Wahl zum Ruhrparlament: 6 Prozent der Selmerinnen und Selmer für AfD

rnKommunalwahlen in Selm

Wer zieht ins Ruhrparlament ein? Auch die Selmerinnen und Selmer durften darüber erstmals entscheiden. Dabei offenbarten sie Sympathie für rechtsaußen.

Selm

, 14.09.2020, 22:00 Uhr / Lesedauer: 2 min

Für die Wahl zum Selmer Stadtrat ist die AfD nicht angetreten - anders als in Lünen, Schwerte und Kamen. Für die Kreistagswahl schickten die Rechtsaußen nur Direktkandidaten ins Rennen, nachdem der eigene Bezirksvorstand die Reserveliste kassiert hatte, weil sie zu rechtslastig sei. Gelegenheit, ihr Kreuzchen für die rechtspopulistische Partei zu machen, hatten die Selmerinnen und Selmer trotzdem: bei der Wahl zum Ruhrparlament.

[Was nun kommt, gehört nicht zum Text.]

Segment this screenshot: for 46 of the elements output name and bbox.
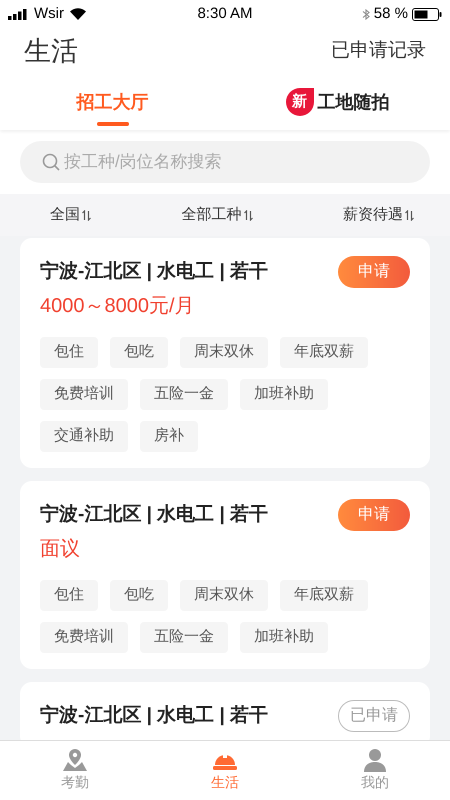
search-icon — [42, 153, 60, 171]
job-title: 宁波-江北区 | 水电工 | 若干 — [40, 260, 268, 284]
carrier-name: Wsir — [34, 4, 64, 24]
person-icon — [362, 748, 388, 772]
benefit-tag: 加班补助 — [240, 379, 328, 410]
filter-dropdown[interactable]: 薪资待遇 — [343, 204, 414, 226]
benefit-tag: 周末双休 — [180, 580, 268, 611]
signal-icon — [8, 8, 28, 20]
benefit-tag: 免费培训 — [40, 622, 128, 653]
benefit-tag: 年底双薪 — [280, 580, 368, 611]
job-title: 宁波-江北区 | 水电工 | 若干 — [40, 502, 268, 527]
salary-text: 面议 — [40, 537, 81, 562]
page-title: 生活 — [24, 34, 78, 68]
new-badge: 新 — [286, 88, 314, 116]
map-pin-icon — [62, 748, 88, 772]
benefit-tag: 五险一金 — [140, 379, 228, 410]
sort-icon — [405, 210, 414, 220]
benefit-tag: 房补 — [140, 421, 198, 452]
job-card[interactable]: 宁波-江北区 | 水电工 | 若干 申请 4000～8000元/月 包住 包吃 周末双休 年底双薪 免费培训 五险一金 加班补助 交通补助 房补 — [20, 238, 430, 468]
job-title: 宁波-江北区 | 水电工 | 若干 — [40, 704, 268, 728]
filter-dropdown[interactable]: 全国 — [50, 204, 91, 226]
records-link[interactable]: 已申请记录 — [331, 36, 426, 66]
wifi-icon — [70, 8, 86, 20]
job-card[interactable]: 宁波-江北区 | 水电工 | 若干 申请 面议 包住 包吃 周末双休 年底双薪 免费培训 五险一金 加班补助 — [20, 481, 430, 669]
benefit-tag: 加班补助 — [240, 622, 328, 653]
sort-icon — [82, 210, 91, 220]
tab[interactable]: 新 工地随拍 — [286, 82, 390, 122]
benefit-tag: 五险一金 — [140, 622, 228, 653]
search-field[interactable]: 按工种/岗位名称搜索 — [20, 141, 430, 183]
sort-icon — [244, 210, 252, 220]
status-time: 8:30 AM — [197, 4, 253, 24]
benefit-tag: 包吃 — [110, 337, 168, 368]
benefit-tag: 周末双休 — [180, 337, 268, 368]
filter-dropdown[interactable]: 全部工种 — [182, 204, 252, 226]
tab-indicator — [96, 122, 128, 126]
benefit-tag: 包住 — [40, 337, 98, 368]
benefit-tag: 年底双薪 — [280, 337, 368, 368]
bluetooth-icon — [362, 8, 370, 20]
benefit-tag: 包住 — [40, 580, 98, 611]
benefit-tag: 免费培训 — [40, 379, 128, 410]
battery-icon — [412, 8, 442, 20]
job-card[interactable]: 宁波-江北区 | 水电工 | 若干 已申请 — [20, 682, 430, 740]
battery-percent: 58 % — [374, 4, 408, 24]
benefit-tag: 包吃 — [110, 580, 168, 611]
salary-text: 4000～8000元/月 — [40, 294, 196, 319]
benefit-tag: 交通补助 — [40, 421, 128, 452]
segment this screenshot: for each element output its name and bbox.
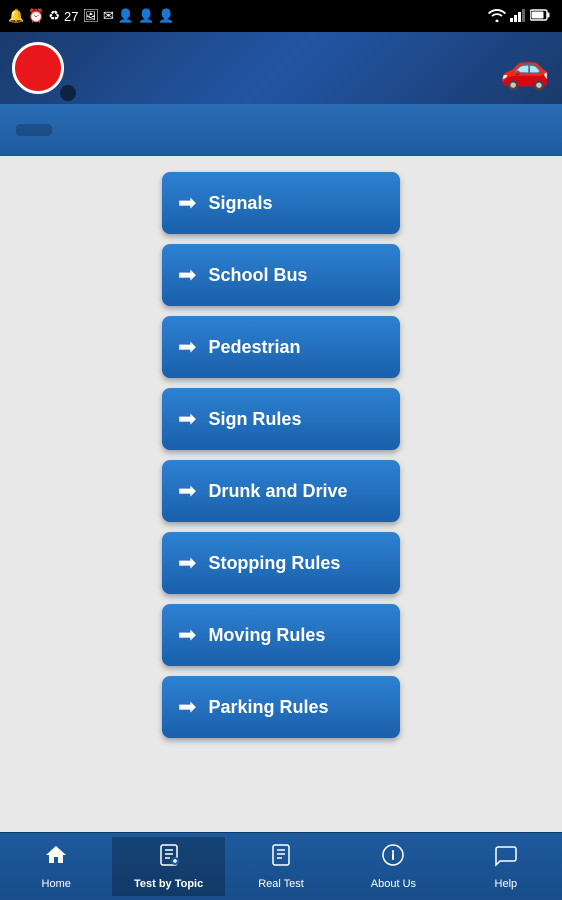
- home-nav-icon: [44, 843, 68, 874]
- nav-item-test-by-topic[interactable]: Test by Topic: [112, 837, 224, 896]
- bottom-nav: Home Test by Topic Real Test About Us He…: [0, 832, 562, 900]
- ad-car-icon: 🚗: [500, 45, 550, 92]
- category-label: Drunk and Drive: [208, 481, 347, 502]
- real-test-nav-icon: [269, 843, 293, 874]
- email-icon: ✉: [103, 8, 114, 24]
- arrow-icon: ➡: [178, 622, 196, 648]
- wifi-icon: [488, 8, 506, 25]
- arrow-icon: ➡: [178, 262, 196, 288]
- notification-count: 27: [64, 9, 78, 24]
- category-label: Signals: [208, 193, 272, 214]
- user-icon-2: 👤: [138, 8, 154, 24]
- category-btn-stopping-rules[interactable]: ➡ Stopping Rules: [162, 532, 400, 594]
- category-label: Stopping Rules: [208, 553, 340, 574]
- nav-item-about-us[interactable]: About Us: [337, 837, 449, 896]
- category-label: School Bus: [208, 265, 307, 286]
- arrow-icon: ➡: [178, 478, 196, 504]
- about-us-nav-label: About Us: [371, 878, 416, 890]
- arrow-icon: ➡: [178, 406, 196, 432]
- alarm-icon: ⏰: [28, 8, 44, 24]
- page-header: [0, 104, 562, 156]
- arrow-icon: ➡: [178, 694, 196, 720]
- category-label: Moving Rules: [208, 625, 325, 646]
- battery-icon: [530, 9, 550, 24]
- test-by-topic-nav-label: Test by Topic: [134, 878, 203, 890]
- about-us-nav-icon: [381, 843, 405, 874]
- signal-icon: [510, 8, 526, 25]
- help-nav-icon: [494, 843, 518, 874]
- page-title: [16, 124, 52, 136]
- real-test-nav-label: Real Test: [258, 878, 304, 890]
- notification-icon: 🔔: [8, 8, 24, 24]
- ad-text: [64, 56, 500, 79]
- user-icon-1: 👤: [118, 8, 134, 24]
- category-btn-moving-rules[interactable]: ➡ Moving Rules: [162, 604, 400, 666]
- category-label: Pedestrian: [208, 337, 300, 358]
- category-label: Parking Rules: [208, 697, 328, 718]
- image-icon: 🖼: [83, 8, 100, 24]
- home-nav-label: Home: [42, 878, 71, 890]
- status-left-icons: 🔔 ⏰ ♻ 27 🖼 ✉ 👤 👤 👤: [8, 8, 174, 24]
- ad-banner[interactable]: 🚗: [0, 32, 562, 104]
- category-btn-sign-rules[interactable]: ➡ Sign Rules: [162, 388, 400, 450]
- help-nav-label: Help: [495, 878, 518, 890]
- nav-item-home[interactable]: Home: [0, 837, 112, 896]
- category-btn-parking-rules[interactable]: ➡ Parking Rules: [162, 676, 400, 738]
- status-right-icons: [488, 8, 554, 25]
- nav-item-help[interactable]: Help: [450, 837, 562, 896]
- category-label: Sign Rules: [208, 409, 301, 430]
- arrow-icon: ➡: [178, 190, 196, 216]
- test-by-topic-nav-icon: [157, 843, 181, 874]
- nav-item-real-test[interactable]: Real Test: [225, 837, 337, 896]
- arrow-icon: ➡: [178, 550, 196, 576]
- category-btn-signals[interactable]: ➡ Signals: [162, 172, 400, 234]
- ask-logo: [12, 42, 64, 94]
- category-btn-school-bus[interactable]: ➡ School Bus: [162, 244, 400, 306]
- sync-icon: ♻: [48, 8, 60, 24]
- arrow-icon: ➡: [178, 334, 196, 360]
- category-btn-pedestrian[interactable]: ➡ Pedestrian: [162, 316, 400, 378]
- main-content: ➡ Signals ➡ School Bus ➡ Pedestrian ➡ Si…: [0, 156, 562, 832]
- user-icon-3: 👤: [158, 8, 174, 24]
- status-bar: 🔔 ⏰ ♻ 27 🖼 ✉ 👤 👤 👤: [0, 0, 562, 32]
- ad-info-icon[interactable]: [60, 85, 76, 101]
- category-btn-drunk-and-drive[interactable]: ➡ Drunk and Drive: [162, 460, 400, 522]
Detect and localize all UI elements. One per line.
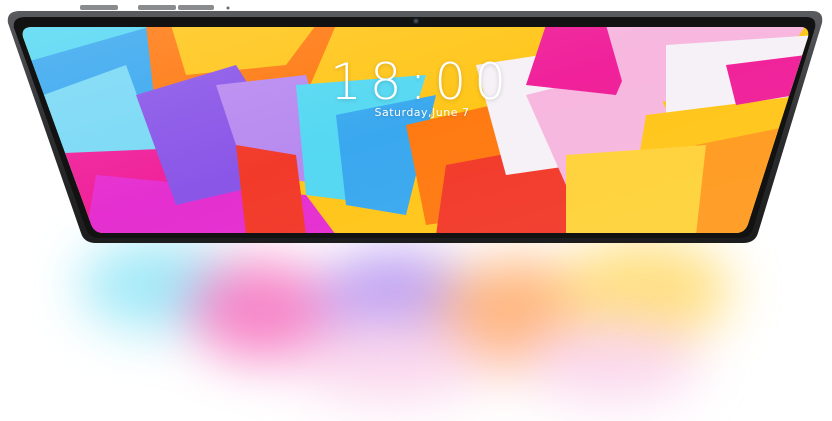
product-photo: 18:00 Saturday,June 7 xyxy=(0,0,832,421)
wallpaper xyxy=(22,27,809,233)
lockscreen-date: Saturday,June 7 xyxy=(374,106,470,119)
screen-reflection xyxy=(40,220,800,420)
tablet-illustration xyxy=(7,5,823,243)
volume-button xyxy=(80,5,118,10)
lockscreen-time: 18:00 xyxy=(329,53,515,111)
tablet-device: 18:00 Saturday,June 7 xyxy=(6,5,824,243)
power-button xyxy=(178,5,214,10)
volume-button xyxy=(138,5,176,10)
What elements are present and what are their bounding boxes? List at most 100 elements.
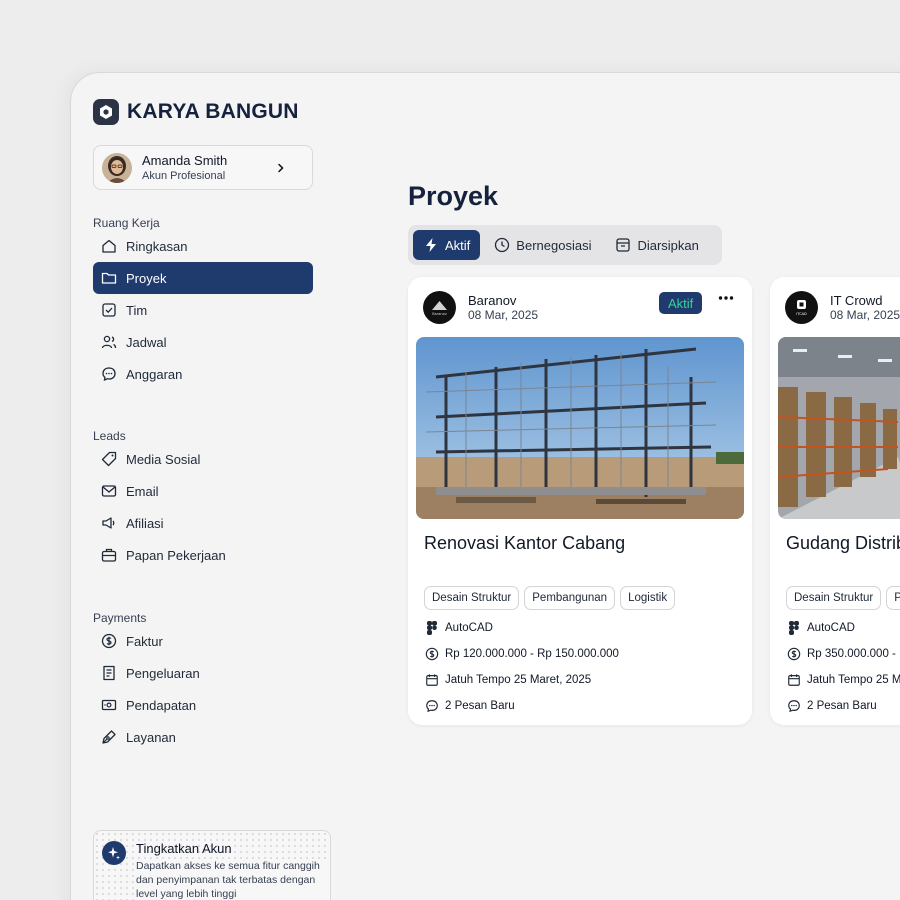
- calendar-icon: [787, 673, 801, 687]
- upgrade-description: Dapatkan akses ke semua fitur canggih da…: [136, 859, 328, 900]
- briefcase-icon: [101, 547, 117, 563]
- sidebar-item-media-sosial[interactable]: Media Sosial: [93, 443, 313, 475]
- tab-label: Aktif: [445, 237, 471, 253]
- project-image: [416, 337, 744, 519]
- brand: KARYA BANGUN: [93, 99, 299, 125]
- chat-icon: [787, 699, 801, 713]
- sidebar-item-proyek[interactable]: Proyek: [93, 262, 313, 294]
- profile-switcher[interactable]: Amanda Smith Akun Profesional: [93, 145, 313, 190]
- chat-icon: [101, 366, 117, 382]
- tab-diarsipkan[interactable]: Diarsipkan: [605, 230, 708, 260]
- sidebar-item-label: Layanan: [126, 729, 176, 745]
- chevron-right-icon: [276, 163, 286, 173]
- messages-label: 2 Pesan Baru: [807, 700, 877, 712]
- figma-icon: [787, 621, 801, 635]
- banknote-icon: [101, 697, 117, 713]
- bolt-icon: [423, 237, 439, 253]
- due-date-row: Jatuh Tempo 25 Maret, 2025: [787, 673, 900, 687]
- sidebar-item-label: Anggaran: [126, 366, 183, 382]
- project-date: 08 Mar, 2025: [468, 307, 539, 322]
- archive-icon: [615, 237, 631, 253]
- client-name: IT Crowd: [830, 292, 883, 308]
- section-label-ruang-kerja: Ruang Kerja: [93, 216, 160, 230]
- sidebar-item-label: Afiliasi: [126, 515, 164, 531]
- folder-icon: [101, 270, 117, 286]
- sidebar-item-faktur[interactable]: Faktur: [93, 625, 313, 657]
- budget-label: Rp 120.000.000 - Rp 150.000.000: [445, 648, 619, 660]
- mail-icon: [101, 483, 117, 499]
- tag-list: Desain Struktur Pembangunan: [786, 586, 900, 610]
- users-icon: [101, 334, 117, 350]
- sidebar-item-ringkasan[interactable]: Ringkasan: [93, 230, 313, 262]
- client-logo-text: Baranov: [432, 312, 447, 316]
- home-icon: [101, 238, 117, 254]
- project-title: Renovasi Kantor Cabang: [424, 533, 626, 553]
- sidebar-item-label: Proyek: [126, 270, 167, 286]
- client-logo: Baranov: [423, 291, 456, 324]
- sidebar-item-email[interactable]: Email: [93, 475, 313, 507]
- client-name: Baranov: [468, 292, 517, 308]
- figma-icon: [425, 621, 439, 635]
- check-square-icon: [101, 302, 117, 318]
- profile-subtitle: Akun Profesional: [142, 169, 226, 182]
- hexagon-logo-icon: [93, 99, 119, 125]
- sidebar-item-tim[interactable]: Tim: [93, 294, 313, 326]
- section-label-leads: Leads: [93, 429, 126, 443]
- tag[interactable]: Pembangunan: [886, 586, 900, 610]
- status-badge: Aktif: [659, 292, 703, 314]
- more-options-icon[interactable]: [718, 295, 734, 301]
- upgrade-title: Tingkatkan Akun: [136, 841, 232, 856]
- project-card-it-crowd[interactable]: ITCAD IT Crowd 08 Mar, 2025 Gudang Distr…: [770, 277, 900, 725]
- sidebar-item-papan-pekerjaan[interactable]: Papan Pekerjaan: [93, 539, 313, 571]
- software-label: AutoCAD: [445, 622, 493, 634]
- section-label-payments: Payments: [93, 611, 147, 625]
- sidebar-item-label: Tim: [126, 302, 148, 318]
- client-logo-text: ITCAD: [796, 312, 807, 316]
- software-row: AutoCAD: [787, 621, 855, 635]
- sidebar-item-label: Jadwal: [126, 334, 167, 350]
- tab-label: Bernegosiasi: [516, 237, 592, 253]
- megaphone-icon: [101, 515, 117, 531]
- upgrade-card[interactable]: Tingkatkan Akun Dapatkan akses ke semua …: [93, 830, 331, 900]
- sidebar-item-anggaran[interactable]: Anggaran: [93, 358, 313, 390]
- chat-icon: [425, 699, 439, 713]
- dollar-circle-icon: [787, 647, 801, 661]
- page-title: Proyek: [408, 181, 499, 211]
- messages-row[interactable]: 2 Pesan Baru: [425, 699, 515, 713]
- sidebar-item-label: Faktur: [126, 633, 163, 649]
- tag[interactable]: Logistik: [620, 586, 676, 610]
- tab-label: Diarsipkan: [637, 237, 699, 253]
- tag-list: Desain Struktur Pembangunan Logistik: [424, 586, 676, 610]
- pen-icon: [101, 729, 117, 745]
- due-date-label: Jatuh Tempo 25 Maret, 2025: [445, 674, 592, 686]
- sidebar-item-pendapatan[interactable]: Pendapatan: [93, 689, 313, 721]
- project-title: Gudang Distribusi: [786, 533, 900, 553]
- project-card-baranov[interactable]: Baranov Baranov 08 Mar, 2025 Aktif Renov…: [408, 277, 752, 725]
- sidebar-item-label: Pengeluaran: [126, 665, 200, 681]
- tag[interactable]: Desain Struktur: [786, 586, 882, 610]
- dollar-circle-icon: [425, 647, 439, 661]
- sidebar-item-pengeluaran[interactable]: Pengeluaran: [93, 657, 313, 689]
- sidebar-item-afiliasi[interactable]: Afiliasi: [93, 507, 313, 539]
- sidebar-item-layanan[interactable]: Layanan: [93, 721, 313, 753]
- budget-row: Rp 120.000.000 - Rp 150.000.000: [425, 647, 619, 661]
- calendar-icon: [425, 673, 439, 687]
- budget-label: Rp 350.000.000 - Rp 400.000.000: [807, 648, 900, 660]
- avatar: [102, 152, 132, 183]
- dollar-circle-icon: [101, 633, 117, 649]
- client-logo: ITCAD: [785, 291, 818, 324]
- sidebar-item-jadwal[interactable]: Jadwal: [93, 326, 313, 358]
- project-date: 08 Mar, 2025: [830, 307, 900, 322]
- tab-aktif[interactable]: Aktif: [413, 230, 481, 260]
- clock-icon: [494, 237, 510, 253]
- app-window: KARYA BANGUN Amanda Smith Akun Profesion…: [70, 72, 900, 900]
- profile-name: Amanda Smith: [142, 152, 228, 168]
- software-label: AutoCAD: [807, 622, 855, 634]
- receipt-icon: [101, 665, 117, 681]
- messages-row[interactable]: 2 Pesan Baru: [787, 699, 877, 713]
- tag[interactable]: Pembangunan: [524, 586, 616, 610]
- project-tabs: Aktif Bernegosiasi Diarsipkan: [408, 225, 722, 265]
- tag[interactable]: Desain Struktur: [424, 586, 520, 610]
- tab-bernegosiasi[interactable]: Bernegosiasi: [484, 230, 601, 260]
- tag-icon: [101, 451, 117, 467]
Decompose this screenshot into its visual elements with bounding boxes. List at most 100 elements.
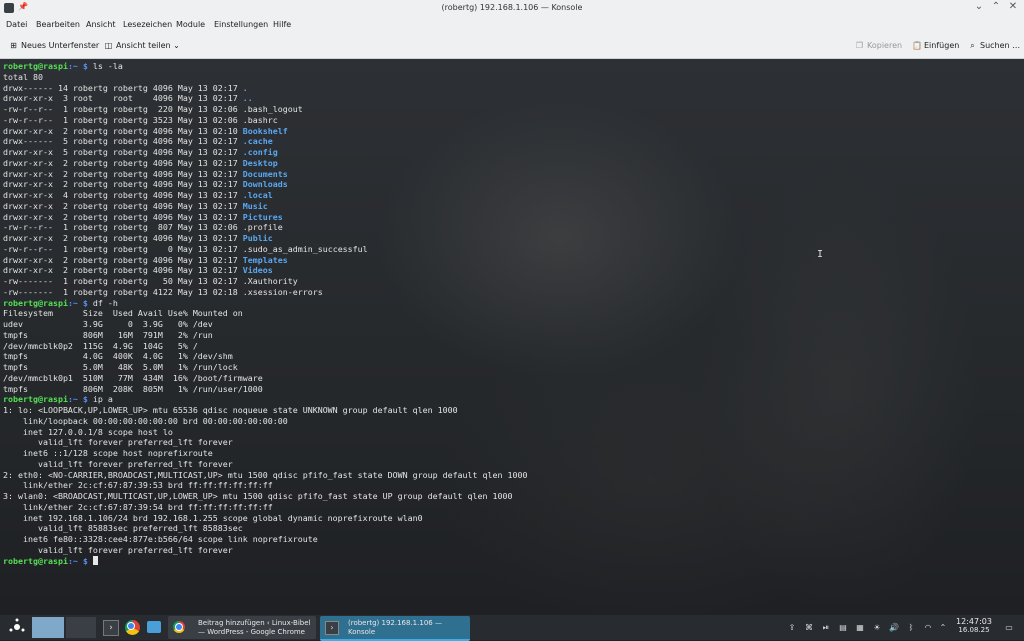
df-line: udev 3.9G 0 3.9G 0% /dev [3, 319, 213, 329]
clock[interactable]: 12:47:03 16.08.25 [950, 617, 998, 634]
bluetooth-icon[interactable]: ᛒ [906, 623, 916, 632]
ls-row-name: .sudo_as_admin_successful [242, 243, 368, 254]
new-tab-button[interactable]: ⊞ Neues Unterfenster [9, 41, 99, 50]
volume-icon[interactable]: 🔊 [889, 623, 899, 632]
ip-line: valid_lft forever preferred_lft forever [3, 458, 233, 469]
ip-line: inet 127.0.0.1/8 scope host lo [3, 426, 173, 437]
split-view-button[interactable]: ◫ Ansicht teilen ⌄ [104, 41, 180, 50]
chrome-launcher[interactable] [124, 617, 140, 638]
ls-row-meta: drwxr-xr-x 3 root root 4096 May 13 02:17 [3, 93, 243, 104]
ls-row-meta: drwxr-xr-x 2 robertg robertg 4096 May 13… [3, 211, 243, 222]
ls-row: drwxr-xr-x 2 robertg robertg 4096 May 13… [3, 233, 273, 243]
ls-row-meta: drwx------ 14 robertg robertg 4096 May 1… [3, 82, 243, 93]
ip-line: inet6 fe80::3328:cee4:877e:b566/64 scope… [3, 534, 318, 544]
df-output: Filesystem Size Used Avail Use% Mounted … [3, 308, 263, 393]
kde-launcher-icon [9, 618, 25, 632]
taskbar: › Beitrag hinzufügen ‹ Linux-Bibel — Wor… [0, 615, 1024, 641]
ls-row-name: Downloads [242, 179, 288, 190]
updates-icon[interactable]: ⇪ [787, 623, 797, 632]
menu-einstellungen[interactable]: Einstellungen [214, 20, 268, 29]
ls-row-name: Videos [242, 265, 273, 276]
ls-row-meta: drwxr-xr-x 2 robertg robertg 4096 May 13… [3, 233, 243, 243]
ls-row: -rw-r--r-- 1 robertg robertg 807 May 13 … [3, 222, 283, 232]
close-icon[interactable]: ✕ [1006, 1, 1020, 12]
chrome-icon [173, 621, 185, 633]
file-manager-launcher[interactable] [146, 617, 162, 638]
clock-time: 12:47:03 [956, 617, 992, 626]
ls-row: drwxr-xr-x 2 robertg robertg 4096 May 13… [3, 179, 288, 189]
ls-row: drwxr-xr-x 5 robertg robertg 4096 May 13… [3, 147, 278, 157]
task-konsole-active[interactable]: › (robertg) 192.168.1.106 — Konsole [320, 616, 470, 641]
terminal-output: robertg@raspi:~ $ ls -la total 80 drwx--… [3, 61, 528, 566]
df-line: Filesystem Size Used Avail Use% Mounted … [3, 308, 243, 319]
chevron-down-icon: ⌄ [173, 41, 180, 50]
ls-row-meta: -rw-r--r-- 1 robertg robertg 0 May 13 02… [3, 243, 243, 254]
toolbar: ⊞ Neues Unterfenster ◫ Ansicht teilen ⌄ ❐ K… [0, 32, 1024, 59]
menu-bar: Datei Bearbeiten Ansicht Lesezeichen Mod… [0, 16, 1024, 32]
search-button[interactable]: ⌕ Suchen … [968, 41, 1020, 51]
ls-row-meta: -rw------- 1 robertg robertg 4122 May 13… [3, 286, 243, 297]
show-desktop-icon[interactable]: ▭ [1004, 623, 1014, 632]
paste-button[interactable]: 📋 Einfügen [912, 41, 959, 50]
menu-lesezeichen[interactable]: Lesezeichen [123, 20, 172, 29]
ls-row: drwxr-xr-x 2 robertg robertg 4096 May 13… [3, 212, 283, 222]
ls-row-meta: drwxr-xr-x 2 robertg robertg 4096 May 13… [3, 254, 243, 265]
tray-expand-icon[interactable]: ⌃ [938, 623, 948, 632]
ls-row: drwxr-xr-x 2 robertg robertg 4096 May 13… [3, 255, 288, 265]
ls-row-meta: drwxr-xr-x 2 robertg robertg 4096 May 13… [3, 125, 243, 136]
ls-row-name: . [242, 82, 248, 93]
split-view-icon: ◫ [104, 41, 113, 50]
ls-row-name: .. [242, 93, 253, 104]
app-launcher-button[interactable] [8, 617, 26, 638]
command-ls: ls -la [87, 61, 123, 71]
df-line: /dev/mmcblk0p1 510M 77M 434M 16% /boot/f… [3, 372, 263, 383]
ip-line: link/ether 2c:cf:67:87:39:53 brd ff:ff:f… [3, 480, 273, 491]
new-tab-label: Neues Unterfenster [21, 41, 100, 50]
connect-icon[interactable]: ⌘ [804, 623, 814, 632]
menu-bearbeiten[interactable]: Bearbeiten [36, 20, 80, 29]
ip-line: link/ether 2c:cf:67:87:39:54 brd ff:ff:f… [3, 501, 273, 512]
desktop-pager-2[interactable] [66, 617, 96, 638]
menu-ansicht[interactable]: Ansicht [86, 20, 116, 29]
ls-row-meta: drwxr-xr-x 5 robertg robertg 4096 May 13… [3, 147, 243, 157]
ls-row-meta: drwx------ 5 robertg robertg 4096 May 13… [3, 136, 243, 147]
task-chrome[interactable]: Beitrag hinzufügen ‹ Linux-Bibel — WordP… [168, 616, 316, 639]
ls-row-meta: -rw-r--r-- 1 robertg robertg 220 May 13 … [3, 104, 243, 114]
copy-button[interactable]: ❐ Kopieren [855, 41, 902, 50]
desktop-pager-1[interactable] [32, 617, 64, 638]
menu-datei[interactable]: Datei [6, 20, 27, 29]
task-chrome-subtitle: — WordPress - Google Chrome [198, 628, 305, 636]
ls-row: drwxr-xr-x 2 robertg robertg 4096 May 13… [3, 158, 278, 168]
df-line: /dev/mmcblk0p2 115G 4.9G 104G 5% / [3, 340, 198, 351]
wifi-icon[interactable]: ◠ [923, 623, 933, 632]
maximize-icon[interactable]: ⌃ [989, 1, 1003, 12]
ls-row: -rw------- 1 robertg robertg 50 May 13 0… [3, 276, 298, 286]
ls-row-meta: drwxr-xr-x 2 robertg robertg 4096 May 13… [3, 157, 243, 168]
media-player-icon[interactable]: ⏯ [821, 623, 831, 633]
ls-row-name: Pictures [242, 211, 283, 222]
ip-line: valid_lft forever preferred_lft forever [3, 437, 233, 448]
ls-row-meta: drwxr-xr-x 4 robertg robertg 4096 May 13… [3, 190, 243, 200]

4,1 Millionen Menschen aus dem Ruhrgebiet - darunter auch die des Kreises Unna - waren am Sonntag aufgerufen, erstmals direkt dieses eher unbekanntes Gremium zu wählen, das durchaus wichtige Entscheidungen für die Region trifft: wo etwa Gewerbeflächen geplant werden und wer im Ruhrgebiet investieren könnte. 91 Vertreter galt es, in die Verbandsversammlung des Regionalverbandes Ruhr zu schicken.

In der Vergangenheit bestimmten das die Stadträte und Kreistage.

Auf die Ergebnisse hatte am Wahlabend niemand mehr gewartet. Das hätte auch lange gedauert. Erst nach 2 Uhr am Montagmorgen waren alle Stimmen ausgezählt. Die Selmerinnen und Selmer haben so ähnlich abgestimmt wie bei der Stadtratswahl - mit einem entscheidenden Unterschied:

SPD und CDU liegen wieder gleichauf in Selm

CDU und SPD liegen gleichauf, die Grünen schneiden mit 16 Prozent besser ab als im Rat. Anders als bei der Ratswahl stand die Familienpartei nicht zur Wahl. Dafür unter anderem die Tierschutzpartei (2,75 Prozent in Selm). Und die AfD.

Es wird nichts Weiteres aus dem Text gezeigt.